Asked by Anonymous

2nd one no. YOu have 12 H on left ond 16 on right. You have 10 O on left and 20 on right.

1st one no. You have
2 Na ions on left and 4 Na ions on right.
zero charge on left and 2+ charge on right.

Zn(s) + Na+(aq) + 2 OH-(aq) + 2 H2O(l) → Zn(OH)42-(aq) + Na+(aq) + H2(g)

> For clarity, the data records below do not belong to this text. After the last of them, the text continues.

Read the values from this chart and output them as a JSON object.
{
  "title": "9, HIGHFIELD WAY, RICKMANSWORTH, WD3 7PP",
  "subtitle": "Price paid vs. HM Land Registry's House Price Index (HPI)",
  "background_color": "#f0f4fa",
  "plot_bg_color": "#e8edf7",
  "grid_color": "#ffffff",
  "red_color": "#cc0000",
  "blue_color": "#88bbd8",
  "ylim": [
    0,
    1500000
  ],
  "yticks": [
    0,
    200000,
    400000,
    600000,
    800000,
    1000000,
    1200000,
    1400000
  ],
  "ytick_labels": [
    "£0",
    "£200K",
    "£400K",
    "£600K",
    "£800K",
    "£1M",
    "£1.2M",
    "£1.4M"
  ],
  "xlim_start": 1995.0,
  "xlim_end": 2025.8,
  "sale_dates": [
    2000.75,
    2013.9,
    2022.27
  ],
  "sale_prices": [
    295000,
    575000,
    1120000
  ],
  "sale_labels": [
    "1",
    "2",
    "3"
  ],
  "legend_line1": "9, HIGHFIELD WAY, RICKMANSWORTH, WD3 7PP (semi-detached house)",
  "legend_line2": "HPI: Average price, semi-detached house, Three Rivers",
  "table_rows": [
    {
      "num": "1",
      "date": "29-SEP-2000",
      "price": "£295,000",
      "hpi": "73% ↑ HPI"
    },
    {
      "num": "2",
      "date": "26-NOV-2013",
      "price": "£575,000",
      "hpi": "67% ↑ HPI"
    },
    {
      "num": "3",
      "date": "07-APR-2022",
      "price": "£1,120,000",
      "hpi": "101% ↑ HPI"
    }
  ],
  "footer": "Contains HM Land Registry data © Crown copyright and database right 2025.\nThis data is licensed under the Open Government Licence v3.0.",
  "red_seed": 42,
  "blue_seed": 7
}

2C3H6(g) + 4O2(g) → 6CO2(g) + 6H2O(l)

Would this be right?

I don't understand. You can check these yourself and know if you are right or wrong without asking any help.
1. looks ok to me.
2. Count the O atoms. I count 8 O atoms on the left and I count 18 on the right.
Here is how I do them.
C3H6 + O2 ==> CO2 + H2O

I need 3C on the right so I place a coefficient of 3 for CO2 on the right.
C3H6 + O2 --> 3CO2 + H2O

How many H do I need on the right? 6 so I place a 3 in front of H2O like this.
C3H6 + O2 --> 3CO2 + 3H2O

C is ok. H is ok. Now I count up O on the right which I need (because I can make that any number I wish on the left). I need 6 O from CO2 and 3 from H2O for a total of 9 O atoms. So I multiply O2 by 9/2 (9/2 x 2 = 9).
C3H6 + 9/2 O2 ==> 3CO2 + 3H2O

We usually don't like to keep fractions in the final equation so I multiply the entire equation through by 2.
2C3H6 + 9 O2 ==> 6CO2 + 6H2O
Now we check it.
6C on left and 6 on right.
12 H on left and 12 on right.
18 O on left and 18 on right (6*2=12 from 6CO2 and 6*1=6 from 6H2O and 12+6=18 total).